Speaking of R70, it is not uncommon to see an R70 specification composed of a single number for example, “R70 = 10,000 hours”. This specification is deficient because it lacks both a reference temperature and input current. The long-term performance of UV-C LEDs, like all other LEDs, is inversely related to the junction temperature of the LED die, that is, the higher the junction temperature, the more quickly the LED will degrade. Junction temperature is dependent upon both the ambient temperature and the input current. A complete R70 specification will include both of these parameters for example, R70 = 10,000 hours at 25°C and 100 mA.

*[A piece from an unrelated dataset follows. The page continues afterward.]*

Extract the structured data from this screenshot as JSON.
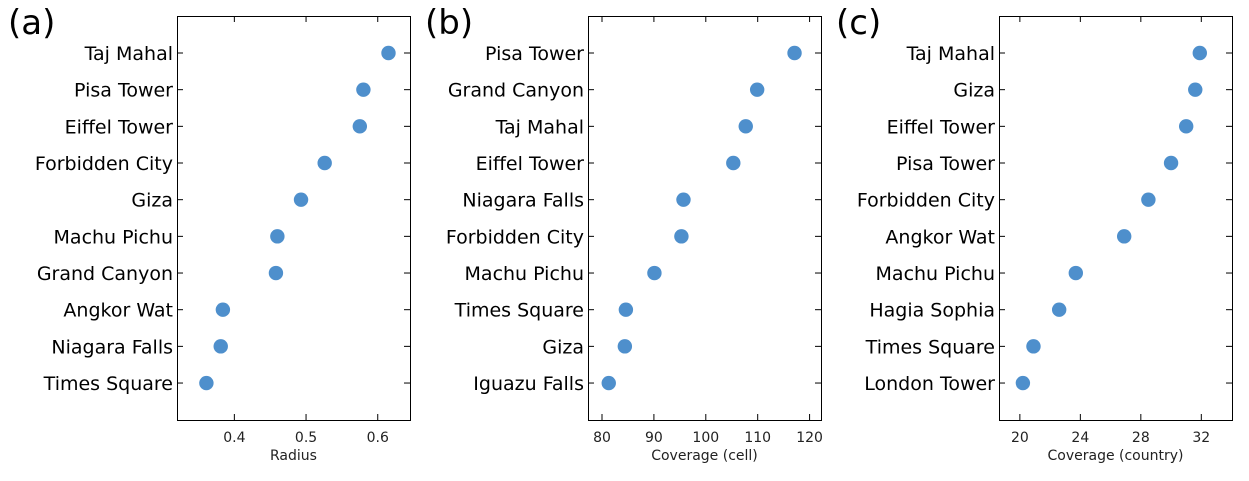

One last consideration in evaluating UV-C LED-based products is the paradigm shift that these products represent. LED luminaires for general lighting—because of their endless variety of form factors, their wavelength and color tuning capabilities, and their ability to easily integrate with other building systems—have transformed our collective understanding of what a light source should look like and do. Due to the increased interest in implementation of germicidal systems, a similar transformation is poised to occur in the world of UV-C LED products. We may soon see products in all sorts of new applications in facilities and other environments, made possible by the improving performance and flexibility of UV-C LEDs.

Yoelit Hiebert has worked in the field of LED lighting for over 10 years and has experience in both the manufacturing and end-user sides of the industry.